A comparison of support vector machines, artificial neural network and classification tree for identifying soil texture classes in southwest China

The variability of soil properties plays a critical role in soil and water conversation engineering. In this study, different machine learning techniques were applied to identify the soil texture classes based on a set of terrain parameters in a small mountainous watershed located in the core areas of Three Gorges of Yangtze River, southwest China. For this, the support vector machines (SVMs) with polynomial and Gaussian radius basis functions, artificial neural network, and classification tree methods were compared.
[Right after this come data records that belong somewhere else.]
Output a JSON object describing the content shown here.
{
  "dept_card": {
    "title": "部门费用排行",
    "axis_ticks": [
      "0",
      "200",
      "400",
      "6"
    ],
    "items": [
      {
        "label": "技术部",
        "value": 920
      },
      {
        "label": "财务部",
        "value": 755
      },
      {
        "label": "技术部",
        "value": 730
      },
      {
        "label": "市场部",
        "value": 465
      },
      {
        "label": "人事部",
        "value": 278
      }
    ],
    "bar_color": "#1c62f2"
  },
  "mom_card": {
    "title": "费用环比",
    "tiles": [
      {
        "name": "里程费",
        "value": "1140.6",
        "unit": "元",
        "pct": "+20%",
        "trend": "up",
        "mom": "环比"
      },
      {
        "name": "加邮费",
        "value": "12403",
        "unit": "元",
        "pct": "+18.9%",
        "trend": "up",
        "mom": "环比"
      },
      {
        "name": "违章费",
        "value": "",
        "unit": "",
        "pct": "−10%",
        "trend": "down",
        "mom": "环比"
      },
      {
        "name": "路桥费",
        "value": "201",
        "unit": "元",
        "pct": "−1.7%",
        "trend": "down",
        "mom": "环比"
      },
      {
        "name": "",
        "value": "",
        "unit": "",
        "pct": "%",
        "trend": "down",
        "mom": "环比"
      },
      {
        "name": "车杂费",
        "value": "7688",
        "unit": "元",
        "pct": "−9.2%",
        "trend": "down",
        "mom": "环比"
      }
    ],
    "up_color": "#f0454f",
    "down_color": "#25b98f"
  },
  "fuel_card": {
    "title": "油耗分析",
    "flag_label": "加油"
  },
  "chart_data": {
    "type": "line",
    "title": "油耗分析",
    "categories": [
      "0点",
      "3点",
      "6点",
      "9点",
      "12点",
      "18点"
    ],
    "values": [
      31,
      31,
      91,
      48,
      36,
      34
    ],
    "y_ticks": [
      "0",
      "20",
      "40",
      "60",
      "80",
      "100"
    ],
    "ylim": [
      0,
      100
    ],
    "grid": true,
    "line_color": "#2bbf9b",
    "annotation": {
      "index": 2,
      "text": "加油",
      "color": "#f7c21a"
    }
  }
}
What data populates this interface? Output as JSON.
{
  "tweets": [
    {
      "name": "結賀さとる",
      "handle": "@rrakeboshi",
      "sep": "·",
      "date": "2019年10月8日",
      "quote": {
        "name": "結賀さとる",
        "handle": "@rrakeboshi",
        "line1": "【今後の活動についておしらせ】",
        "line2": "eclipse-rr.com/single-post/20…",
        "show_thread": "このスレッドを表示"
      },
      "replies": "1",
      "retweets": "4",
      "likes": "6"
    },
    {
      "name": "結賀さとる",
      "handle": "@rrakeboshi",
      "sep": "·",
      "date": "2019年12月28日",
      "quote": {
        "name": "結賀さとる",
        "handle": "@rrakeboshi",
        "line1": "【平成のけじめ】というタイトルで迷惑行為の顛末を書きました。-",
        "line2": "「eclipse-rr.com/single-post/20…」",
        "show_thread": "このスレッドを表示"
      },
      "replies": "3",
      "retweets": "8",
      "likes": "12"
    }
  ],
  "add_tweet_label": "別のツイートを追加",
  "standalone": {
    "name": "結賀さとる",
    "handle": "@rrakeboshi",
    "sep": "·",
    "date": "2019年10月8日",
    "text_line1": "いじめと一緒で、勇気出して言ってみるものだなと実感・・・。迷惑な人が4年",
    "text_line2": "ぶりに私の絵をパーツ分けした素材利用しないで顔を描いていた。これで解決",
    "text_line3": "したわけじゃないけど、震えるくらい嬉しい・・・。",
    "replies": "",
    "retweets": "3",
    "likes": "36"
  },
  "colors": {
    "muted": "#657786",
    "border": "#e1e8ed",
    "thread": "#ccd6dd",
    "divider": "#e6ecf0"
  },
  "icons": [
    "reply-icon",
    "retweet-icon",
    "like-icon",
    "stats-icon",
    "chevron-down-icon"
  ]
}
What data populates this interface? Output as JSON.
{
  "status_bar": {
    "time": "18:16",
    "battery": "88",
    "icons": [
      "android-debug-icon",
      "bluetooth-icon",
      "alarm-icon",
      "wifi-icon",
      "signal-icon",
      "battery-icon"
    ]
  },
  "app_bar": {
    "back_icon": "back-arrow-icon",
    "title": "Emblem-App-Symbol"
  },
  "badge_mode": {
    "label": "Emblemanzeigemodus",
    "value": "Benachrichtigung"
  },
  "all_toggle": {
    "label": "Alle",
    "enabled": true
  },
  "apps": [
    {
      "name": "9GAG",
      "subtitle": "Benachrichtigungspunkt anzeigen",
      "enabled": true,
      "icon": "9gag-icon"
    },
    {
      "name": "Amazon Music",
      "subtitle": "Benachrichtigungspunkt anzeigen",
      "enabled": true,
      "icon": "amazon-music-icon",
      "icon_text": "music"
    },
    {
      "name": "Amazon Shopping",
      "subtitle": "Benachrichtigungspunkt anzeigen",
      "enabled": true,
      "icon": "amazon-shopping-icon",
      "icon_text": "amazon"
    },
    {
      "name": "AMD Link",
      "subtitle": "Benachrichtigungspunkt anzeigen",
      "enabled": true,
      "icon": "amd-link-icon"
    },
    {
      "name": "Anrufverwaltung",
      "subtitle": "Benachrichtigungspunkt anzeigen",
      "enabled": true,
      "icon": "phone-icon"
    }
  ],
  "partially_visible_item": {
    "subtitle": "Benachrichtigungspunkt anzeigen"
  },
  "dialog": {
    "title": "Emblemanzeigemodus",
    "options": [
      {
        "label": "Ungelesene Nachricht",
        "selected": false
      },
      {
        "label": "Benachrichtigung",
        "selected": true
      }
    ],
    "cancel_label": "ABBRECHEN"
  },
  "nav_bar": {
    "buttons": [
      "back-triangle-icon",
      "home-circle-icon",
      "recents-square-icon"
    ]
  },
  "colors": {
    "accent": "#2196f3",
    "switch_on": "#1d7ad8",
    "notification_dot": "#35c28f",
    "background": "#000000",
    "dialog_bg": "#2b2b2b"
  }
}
The most commonly used performance measures including overall accuracy, kappa index, receiver operating characteristics (ROC), and area under the ROC curve (AUC) were employed to evaluate the accuracy of the models for classification. The observed results showed a better performance under SVMs than under artificial neural network and classification tree algorithms. Moreover, SVM with polynomial function (SVM-poly) worked slightly better than SVM with Gaussian radius basis function. The overall accuracy, kappa statistic, and AUC of SVM-poly were 0.943, 0.79, and 0.944, respectively. Meanwhile, the classification accuracy was 0.794 for clay, 0.992 for loam, and 0.661 for sand under SVM-poly. Elevation, terrain classification index for lowlands, and flow path length were the most important terrain indicators affecting the variation in the soil texture class in the study area. These results showed that the support vector machines are feasible and reliable in the identification of soil texture classes.